LA CURIOSITA’
Luca Gargano, direttore di Velier ha avviato una piccola produzione nel Paese ancora legato alla pratica delle anfore. Ed ecco le sue creature
L’italiano del vino in Georgia
Divide gli estimatori del vino in due schieramenti, c’è chi lo ama e chi invece storce il naso solo a sentirne parlare, eppure il vino in anfora è all’origine di tutto. Pratica che ha ben 8.000 anni di storia e che, se è quasi scomparsa nel mondo colonizzato dalla vite, rimane invece viva in Georgia.
Nella terra che conta più di 520 vitigni autoctoni e da dove si pensa provenga la vitis vinifera, la madre primordiale di tutte le viti, si continua a consumare quasi esclusivamente vino in anfora. Qui i produttori non hanno la cantina ma il marani, la zona che accoglie le anfore interrate, straordinari manufatti artigianali in terracotta deputati al contenimento dei grappoli d’uva appena raccolti, integri di raspo e bucce. Prima ancora di essere simbolo della cristianità questo vino nella terra della Colchide è soprattutto simbolo del convito. Quest’ultimo è la forma di socialità che caratterizza la cultura georgiana e che ruota attorno alla figura del Tamadà: il pater famiglia, colui che inneggia al vino.
Un momento della degustazione
Mai come in nessun altra terra questa bevanda ha acquistato così forti connotazioni identitarie, dimostrato anche dai ritrovamenti archeologici, i più antichi riguardanti il vino, e dal fiorente commercio cui diedero vita i Fenici che nominarono questo angolo di terra tra il Mar Nero ed il Mar Caspio appunto “Terra del vino”. Chi è rimasto totalmente affascinato da questo archetipo del vino tanto da averne avviato una piccola produzione proprio nel Paese, è Luca Gargano, direttore di Velier. Ed è stato lui che all’edizione del Salone del Gusto 2010 ha fatto conoscere alla platea degli enofili di tutto il mondo le singolari caratteristiche del vino georgiano. Una degustazione condotta attorno alle due più grandi regioni vitivinicole del Paese, quella occidentale del Khakheti e quella nord orientale dell’Imereti. Insieme ai vini, a Torino, anche alcuni produttori, tra questi il filologo Soliko Tsaishvili. Sul banco d’assaggio è stata presentata una carrellata di 8 vini, dal 2007 al 2009, quasi tutti introvabili in Italia.
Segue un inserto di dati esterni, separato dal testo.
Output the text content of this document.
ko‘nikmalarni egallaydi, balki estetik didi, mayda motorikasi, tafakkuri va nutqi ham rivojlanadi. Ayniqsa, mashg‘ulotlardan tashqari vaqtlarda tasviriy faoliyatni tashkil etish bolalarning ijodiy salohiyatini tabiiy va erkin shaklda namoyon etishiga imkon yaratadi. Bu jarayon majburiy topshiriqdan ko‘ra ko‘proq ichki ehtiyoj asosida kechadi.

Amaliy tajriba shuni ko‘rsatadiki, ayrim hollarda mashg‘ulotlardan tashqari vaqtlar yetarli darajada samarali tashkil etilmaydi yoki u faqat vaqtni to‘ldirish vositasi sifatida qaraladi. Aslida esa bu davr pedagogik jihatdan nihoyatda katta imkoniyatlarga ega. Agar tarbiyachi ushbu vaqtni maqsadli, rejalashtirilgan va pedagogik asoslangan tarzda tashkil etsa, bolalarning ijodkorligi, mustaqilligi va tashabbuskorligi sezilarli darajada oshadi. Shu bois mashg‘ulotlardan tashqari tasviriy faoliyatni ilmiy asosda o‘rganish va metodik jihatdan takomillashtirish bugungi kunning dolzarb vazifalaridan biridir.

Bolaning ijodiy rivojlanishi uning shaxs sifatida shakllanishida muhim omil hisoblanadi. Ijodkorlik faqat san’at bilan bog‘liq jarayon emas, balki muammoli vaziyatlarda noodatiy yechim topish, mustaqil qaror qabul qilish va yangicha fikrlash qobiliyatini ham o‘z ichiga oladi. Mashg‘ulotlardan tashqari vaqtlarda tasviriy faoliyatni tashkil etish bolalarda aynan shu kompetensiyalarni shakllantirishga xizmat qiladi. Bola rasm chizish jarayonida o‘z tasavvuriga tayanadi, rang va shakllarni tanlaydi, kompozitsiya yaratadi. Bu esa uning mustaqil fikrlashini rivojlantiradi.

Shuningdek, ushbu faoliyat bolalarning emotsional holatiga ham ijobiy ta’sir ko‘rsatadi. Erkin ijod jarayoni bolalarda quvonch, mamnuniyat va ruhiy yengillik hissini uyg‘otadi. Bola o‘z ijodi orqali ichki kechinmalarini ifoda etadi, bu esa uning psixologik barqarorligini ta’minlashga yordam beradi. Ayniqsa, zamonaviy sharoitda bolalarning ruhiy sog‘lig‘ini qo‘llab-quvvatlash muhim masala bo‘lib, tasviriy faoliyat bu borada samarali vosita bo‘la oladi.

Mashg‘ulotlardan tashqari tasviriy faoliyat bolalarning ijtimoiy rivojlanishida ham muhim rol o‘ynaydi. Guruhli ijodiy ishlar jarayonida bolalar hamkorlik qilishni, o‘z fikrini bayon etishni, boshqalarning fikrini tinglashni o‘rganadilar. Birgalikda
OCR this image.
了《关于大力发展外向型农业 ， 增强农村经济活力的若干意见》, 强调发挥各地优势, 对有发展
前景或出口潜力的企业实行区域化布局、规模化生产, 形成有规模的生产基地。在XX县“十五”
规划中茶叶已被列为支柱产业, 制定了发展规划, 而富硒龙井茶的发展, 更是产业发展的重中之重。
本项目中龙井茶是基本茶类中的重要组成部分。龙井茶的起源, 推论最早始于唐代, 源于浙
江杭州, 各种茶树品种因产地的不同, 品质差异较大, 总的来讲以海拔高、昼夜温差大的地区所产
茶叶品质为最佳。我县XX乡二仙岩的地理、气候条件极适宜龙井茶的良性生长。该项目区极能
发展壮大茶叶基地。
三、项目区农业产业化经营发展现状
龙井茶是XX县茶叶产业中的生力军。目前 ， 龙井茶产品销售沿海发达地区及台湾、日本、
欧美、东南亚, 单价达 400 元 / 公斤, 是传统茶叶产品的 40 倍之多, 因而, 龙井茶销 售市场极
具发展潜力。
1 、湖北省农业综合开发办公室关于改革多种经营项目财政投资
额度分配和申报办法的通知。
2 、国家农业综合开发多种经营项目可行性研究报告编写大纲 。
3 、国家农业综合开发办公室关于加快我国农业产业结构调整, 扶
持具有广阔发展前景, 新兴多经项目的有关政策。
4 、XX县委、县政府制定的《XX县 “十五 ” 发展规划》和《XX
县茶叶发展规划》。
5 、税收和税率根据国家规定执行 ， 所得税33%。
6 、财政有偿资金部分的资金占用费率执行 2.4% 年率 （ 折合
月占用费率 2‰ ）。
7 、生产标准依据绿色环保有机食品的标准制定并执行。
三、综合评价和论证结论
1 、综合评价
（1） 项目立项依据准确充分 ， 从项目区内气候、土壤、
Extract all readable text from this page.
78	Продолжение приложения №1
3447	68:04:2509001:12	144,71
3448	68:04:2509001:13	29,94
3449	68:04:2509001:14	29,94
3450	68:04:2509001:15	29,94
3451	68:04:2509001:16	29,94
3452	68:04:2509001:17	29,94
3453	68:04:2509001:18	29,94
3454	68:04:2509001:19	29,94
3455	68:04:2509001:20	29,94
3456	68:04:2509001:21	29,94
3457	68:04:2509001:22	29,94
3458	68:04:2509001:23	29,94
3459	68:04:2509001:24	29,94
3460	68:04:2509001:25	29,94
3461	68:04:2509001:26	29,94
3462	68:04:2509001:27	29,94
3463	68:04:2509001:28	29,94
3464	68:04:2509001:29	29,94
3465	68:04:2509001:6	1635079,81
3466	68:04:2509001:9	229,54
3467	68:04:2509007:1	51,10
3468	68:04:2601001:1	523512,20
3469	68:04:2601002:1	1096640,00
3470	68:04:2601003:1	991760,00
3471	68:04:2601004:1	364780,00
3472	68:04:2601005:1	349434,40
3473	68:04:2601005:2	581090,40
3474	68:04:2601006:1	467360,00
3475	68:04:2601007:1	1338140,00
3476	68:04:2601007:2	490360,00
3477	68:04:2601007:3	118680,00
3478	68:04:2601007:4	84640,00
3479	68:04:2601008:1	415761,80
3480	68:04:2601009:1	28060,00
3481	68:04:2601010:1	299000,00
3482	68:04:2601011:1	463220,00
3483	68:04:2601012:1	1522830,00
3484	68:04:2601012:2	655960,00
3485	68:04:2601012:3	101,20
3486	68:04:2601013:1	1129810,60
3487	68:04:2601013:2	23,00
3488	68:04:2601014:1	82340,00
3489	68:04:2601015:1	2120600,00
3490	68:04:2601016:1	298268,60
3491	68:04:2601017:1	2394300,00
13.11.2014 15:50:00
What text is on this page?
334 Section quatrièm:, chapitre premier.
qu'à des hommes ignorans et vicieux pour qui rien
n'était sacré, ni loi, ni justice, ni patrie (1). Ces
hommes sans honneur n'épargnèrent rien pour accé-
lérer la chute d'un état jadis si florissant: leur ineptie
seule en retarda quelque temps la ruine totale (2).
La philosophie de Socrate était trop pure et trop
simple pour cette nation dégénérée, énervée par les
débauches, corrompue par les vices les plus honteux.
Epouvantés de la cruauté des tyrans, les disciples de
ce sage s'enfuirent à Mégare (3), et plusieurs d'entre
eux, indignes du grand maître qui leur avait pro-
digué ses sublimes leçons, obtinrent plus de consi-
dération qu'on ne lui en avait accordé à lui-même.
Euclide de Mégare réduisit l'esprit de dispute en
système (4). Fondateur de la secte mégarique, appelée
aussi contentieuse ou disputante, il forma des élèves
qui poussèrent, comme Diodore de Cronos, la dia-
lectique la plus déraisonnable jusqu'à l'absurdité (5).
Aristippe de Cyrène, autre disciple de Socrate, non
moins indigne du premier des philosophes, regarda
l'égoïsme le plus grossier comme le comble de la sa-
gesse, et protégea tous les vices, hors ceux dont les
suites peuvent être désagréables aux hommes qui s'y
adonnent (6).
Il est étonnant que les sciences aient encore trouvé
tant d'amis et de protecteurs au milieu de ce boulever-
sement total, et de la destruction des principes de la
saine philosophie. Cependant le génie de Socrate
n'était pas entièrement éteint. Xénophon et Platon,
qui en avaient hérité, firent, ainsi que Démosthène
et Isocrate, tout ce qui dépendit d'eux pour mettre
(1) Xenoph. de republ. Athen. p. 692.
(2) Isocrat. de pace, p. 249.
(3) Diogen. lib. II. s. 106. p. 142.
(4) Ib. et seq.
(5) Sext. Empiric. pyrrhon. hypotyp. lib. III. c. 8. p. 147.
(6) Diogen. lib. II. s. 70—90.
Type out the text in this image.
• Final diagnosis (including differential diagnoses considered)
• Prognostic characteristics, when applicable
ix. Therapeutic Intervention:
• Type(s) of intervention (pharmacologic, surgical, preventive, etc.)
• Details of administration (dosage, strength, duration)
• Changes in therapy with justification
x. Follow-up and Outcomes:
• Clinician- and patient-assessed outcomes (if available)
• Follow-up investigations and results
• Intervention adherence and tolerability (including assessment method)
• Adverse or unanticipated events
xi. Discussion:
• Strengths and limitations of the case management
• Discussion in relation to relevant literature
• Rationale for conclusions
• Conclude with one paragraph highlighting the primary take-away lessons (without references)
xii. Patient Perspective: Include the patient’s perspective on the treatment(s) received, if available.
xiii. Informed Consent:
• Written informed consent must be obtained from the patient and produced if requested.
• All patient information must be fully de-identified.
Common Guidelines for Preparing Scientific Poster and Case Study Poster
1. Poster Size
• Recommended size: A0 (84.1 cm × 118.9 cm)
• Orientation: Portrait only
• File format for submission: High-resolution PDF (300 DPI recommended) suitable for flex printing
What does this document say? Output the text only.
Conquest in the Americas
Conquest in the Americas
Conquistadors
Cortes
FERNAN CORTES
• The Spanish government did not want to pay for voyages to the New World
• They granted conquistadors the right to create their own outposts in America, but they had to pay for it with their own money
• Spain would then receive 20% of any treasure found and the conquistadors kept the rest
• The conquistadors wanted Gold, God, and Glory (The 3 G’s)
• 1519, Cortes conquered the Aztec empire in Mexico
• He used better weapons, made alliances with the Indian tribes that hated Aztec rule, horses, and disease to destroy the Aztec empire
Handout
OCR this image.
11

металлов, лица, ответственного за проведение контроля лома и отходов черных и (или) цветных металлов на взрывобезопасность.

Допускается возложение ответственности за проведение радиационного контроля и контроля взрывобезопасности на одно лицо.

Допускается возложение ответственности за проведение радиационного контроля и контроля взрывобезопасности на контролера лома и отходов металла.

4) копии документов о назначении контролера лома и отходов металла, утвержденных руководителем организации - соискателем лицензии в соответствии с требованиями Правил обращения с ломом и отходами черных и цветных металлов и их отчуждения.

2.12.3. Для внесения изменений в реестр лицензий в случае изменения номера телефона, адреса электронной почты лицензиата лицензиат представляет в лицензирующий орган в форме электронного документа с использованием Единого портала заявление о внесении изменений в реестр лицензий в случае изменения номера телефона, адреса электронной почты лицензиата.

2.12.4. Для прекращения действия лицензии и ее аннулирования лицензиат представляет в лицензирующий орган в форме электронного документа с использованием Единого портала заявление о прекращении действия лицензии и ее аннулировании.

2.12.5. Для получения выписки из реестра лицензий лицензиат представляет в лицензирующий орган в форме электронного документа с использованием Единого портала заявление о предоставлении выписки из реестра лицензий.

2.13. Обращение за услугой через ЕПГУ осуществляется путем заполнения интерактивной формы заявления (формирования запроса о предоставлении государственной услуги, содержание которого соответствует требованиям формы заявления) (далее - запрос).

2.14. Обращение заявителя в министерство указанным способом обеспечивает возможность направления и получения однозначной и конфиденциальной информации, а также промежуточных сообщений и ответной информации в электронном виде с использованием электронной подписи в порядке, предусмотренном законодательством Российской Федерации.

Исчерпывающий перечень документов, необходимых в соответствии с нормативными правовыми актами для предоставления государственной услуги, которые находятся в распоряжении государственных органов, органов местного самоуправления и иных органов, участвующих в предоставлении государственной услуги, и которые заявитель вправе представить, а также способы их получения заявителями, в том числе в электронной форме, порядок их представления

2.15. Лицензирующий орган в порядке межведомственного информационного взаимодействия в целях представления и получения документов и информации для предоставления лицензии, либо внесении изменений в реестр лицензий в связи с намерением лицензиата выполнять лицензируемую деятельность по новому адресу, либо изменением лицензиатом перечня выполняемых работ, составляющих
I bicchieri della degustazione
Si è partititi da un blend di Tsitska e Tsolikouri, uve bianche dall’Imereti caratterizzate da note dolci, floreali ed esotiche. È seguito poi un altro bianco: il Chardachy 2007 proveniente dal cuore della Georgia, vino biologico singolare per il colore ramato intenso che ha ingannato il palato degli assaggiatori mostrando una freschezza vivace. Il terzo vino, il Hakhuri Mitsvane del 2008. Unico vino della serie non prodotto in anfora dalla personalità spiccatamente fruttata. A metà degustazione ci si è soffermati al vino firmato da Gargano chiamato Clos de Armandiers, dal delicato profumo del pane. Vino supernaturale, il quinto vino. Un gran cru Tsarapi: il Rkatziteli 2007 di Prince Makasvil. La varietà più rappresentativa ed antica della Georgia. Del Rkatziteli si è poi degustata anche l’annata 2009 di Alvani, un bianco dove il fruttato e lo speziato si armonizzano alla freschezza. A chiudere la sessione dei vini in anfora due rossi. Il Tskhanuri Sapere del 2009 ed un Saperavi del 2008. Il primo un varietale rarissimo della zona occidentale, tipico per il sapore fruttato. Orientale invece la bacca del Saperavi. Un vino difficile da standardizzare, sempre in evoluzione nel gusto. Vini in anfora ciascuno con una propria personalità, ma tutti preziosissimi esemplari di vini biologici, naturali biodinamici, dove trattamenti ed interventi enologici non trovano spazio. Tutti legati da un’acidità sorprendentemente armonica, tutte etichette di territori. Tant’è che in Georgia i vitigni prendono appunto il nome dei territori e dei comuni di provenienza.